President Obama appears to have taken a decisive lead in the Hawkeye state, with several polls over the last three days logging in a 5-6 points advantage for his campaign there (NBC Marist, Des Moines Register Iowa Poll). Furthermore, early voting numbers from approximately 614 thousand voters in Iowa indicate that the Democrats are holding a 10.3% lead over their Republican rivals (42.6%-32.3%). While registered Republicans traditionally outnumber Democrats on Election Day, the 10 percent gap may be too difficult to bridge. For the record, Senator John McCain outperformed President Obama by less than a single percent on Nov 4, 2008, to slightly trim his 10 point loss in the state.
With the ten states established, let’s move away from the national polls, and instead concentrate on the ten swing states that will ultimately decide the outcome of the election.
To win the presidency, Gov. Romney must secure 79 out of the remaining 140 Electoral College votes. President Obama, meanwhile, needs 63 Electoral College votes to win a second term. There are numerous permutations available for either men to reach their target, but three states are the key here: Florida, Pennsylvania and Ohio.
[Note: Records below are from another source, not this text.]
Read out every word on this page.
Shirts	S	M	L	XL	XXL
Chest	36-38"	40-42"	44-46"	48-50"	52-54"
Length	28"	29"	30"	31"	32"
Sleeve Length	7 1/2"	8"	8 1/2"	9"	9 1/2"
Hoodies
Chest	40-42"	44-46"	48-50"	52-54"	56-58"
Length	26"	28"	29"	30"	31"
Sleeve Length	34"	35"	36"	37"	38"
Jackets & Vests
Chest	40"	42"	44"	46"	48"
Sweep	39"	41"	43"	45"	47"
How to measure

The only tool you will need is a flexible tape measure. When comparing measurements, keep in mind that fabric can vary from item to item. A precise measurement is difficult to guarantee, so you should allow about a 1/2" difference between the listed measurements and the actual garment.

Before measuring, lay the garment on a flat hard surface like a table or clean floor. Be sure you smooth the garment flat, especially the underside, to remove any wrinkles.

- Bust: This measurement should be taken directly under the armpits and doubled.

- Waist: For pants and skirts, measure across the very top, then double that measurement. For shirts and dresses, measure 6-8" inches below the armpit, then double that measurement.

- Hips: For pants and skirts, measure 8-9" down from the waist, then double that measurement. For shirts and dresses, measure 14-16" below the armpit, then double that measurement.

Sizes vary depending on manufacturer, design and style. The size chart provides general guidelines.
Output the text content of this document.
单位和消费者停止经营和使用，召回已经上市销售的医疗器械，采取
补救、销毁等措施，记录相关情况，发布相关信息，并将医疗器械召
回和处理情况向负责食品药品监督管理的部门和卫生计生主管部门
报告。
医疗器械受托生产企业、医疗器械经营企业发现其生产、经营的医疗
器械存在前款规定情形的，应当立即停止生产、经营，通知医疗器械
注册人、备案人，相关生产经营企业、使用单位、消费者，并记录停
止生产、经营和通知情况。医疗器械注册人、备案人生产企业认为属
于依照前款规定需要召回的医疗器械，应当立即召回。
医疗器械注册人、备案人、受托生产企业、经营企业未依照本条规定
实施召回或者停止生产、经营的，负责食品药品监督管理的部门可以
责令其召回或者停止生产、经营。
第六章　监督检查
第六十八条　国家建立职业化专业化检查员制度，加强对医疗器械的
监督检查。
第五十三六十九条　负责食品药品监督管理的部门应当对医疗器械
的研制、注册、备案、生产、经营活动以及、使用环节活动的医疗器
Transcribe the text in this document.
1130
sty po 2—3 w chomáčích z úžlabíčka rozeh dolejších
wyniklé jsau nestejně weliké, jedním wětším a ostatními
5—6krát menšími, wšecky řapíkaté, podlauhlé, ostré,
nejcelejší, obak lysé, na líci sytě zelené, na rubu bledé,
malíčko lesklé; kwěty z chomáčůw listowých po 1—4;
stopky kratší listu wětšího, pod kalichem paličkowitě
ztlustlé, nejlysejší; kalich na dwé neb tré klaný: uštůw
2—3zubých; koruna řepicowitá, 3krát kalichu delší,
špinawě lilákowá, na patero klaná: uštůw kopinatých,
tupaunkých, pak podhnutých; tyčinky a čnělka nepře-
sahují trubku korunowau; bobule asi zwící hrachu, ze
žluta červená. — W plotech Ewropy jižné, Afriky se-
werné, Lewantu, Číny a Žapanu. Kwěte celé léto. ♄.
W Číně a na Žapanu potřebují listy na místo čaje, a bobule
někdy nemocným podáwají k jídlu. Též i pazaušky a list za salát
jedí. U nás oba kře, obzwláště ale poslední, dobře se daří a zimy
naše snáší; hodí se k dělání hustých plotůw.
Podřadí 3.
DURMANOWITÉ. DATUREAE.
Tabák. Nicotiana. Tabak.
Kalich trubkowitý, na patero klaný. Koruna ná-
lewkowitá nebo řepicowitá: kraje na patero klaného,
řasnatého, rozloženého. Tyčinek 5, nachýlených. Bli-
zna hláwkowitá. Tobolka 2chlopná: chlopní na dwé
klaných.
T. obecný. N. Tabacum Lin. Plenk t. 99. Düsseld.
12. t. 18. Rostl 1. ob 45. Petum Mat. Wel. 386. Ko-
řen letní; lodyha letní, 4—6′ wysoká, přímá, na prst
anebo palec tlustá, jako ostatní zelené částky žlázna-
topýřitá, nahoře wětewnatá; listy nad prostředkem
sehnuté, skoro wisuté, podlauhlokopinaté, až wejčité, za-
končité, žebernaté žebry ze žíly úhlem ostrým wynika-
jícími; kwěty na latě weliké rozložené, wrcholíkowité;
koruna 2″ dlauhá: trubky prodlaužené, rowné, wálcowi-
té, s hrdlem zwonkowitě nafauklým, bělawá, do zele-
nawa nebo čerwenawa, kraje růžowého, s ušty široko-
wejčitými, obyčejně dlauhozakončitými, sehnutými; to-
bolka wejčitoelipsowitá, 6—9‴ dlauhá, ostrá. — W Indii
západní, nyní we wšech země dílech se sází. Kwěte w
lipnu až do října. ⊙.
Losing Florida, the largest piece of the pie with 20% of the 140 votes in play, would compel Gov. Romney and President Obama to win seven and five states respectively of the remaining nine. An Obama sweep of Florida, Pennsylvania and Ohio would effectively end the contest.
It bears mentioning that all 17 former Republican presidents won Ohio on their way to the White House. In addition, every Republican president since Herbert Hoover (1929-1933) emerged victorious in Ohio, Florida and Virginia.
The polls in the swing states continue to be tight, and barring a few outliers, remain within the margin of error. However, while Gov. Romney has kept pace with President Obama in Nevada and Wisconsin, he has yet to overtake his opponent in any poll in the two states in the last two months. Pennsylvania and Michigan may also prove to be tough nuts to crack for Gov. Romney, considering the two states have voted for a Democratic candidate in each of the last five elections, dating back to 1992.
Realistically, then, Gov. Romney’s path to the Oval Office will be through Florida, North Carolina (we will be very, very surprised if Gov. Romney loses here), Ohio, Virginia and New Hampshire – which will net him the required 270 Electoral College votes.
For President Obama, an Ohio victory will probably be enough to carry him over 270, along with Pennsylvania, Michigan and Wisconsin.
However, the wildly fluctuating polls and season-long razor-thin margins could also hide something else altogether: a landslide victory for either of the candidates! There is a small, but real possibility of a landslide here, although a victory margin in 20-60 range appears to be the more likely outcome.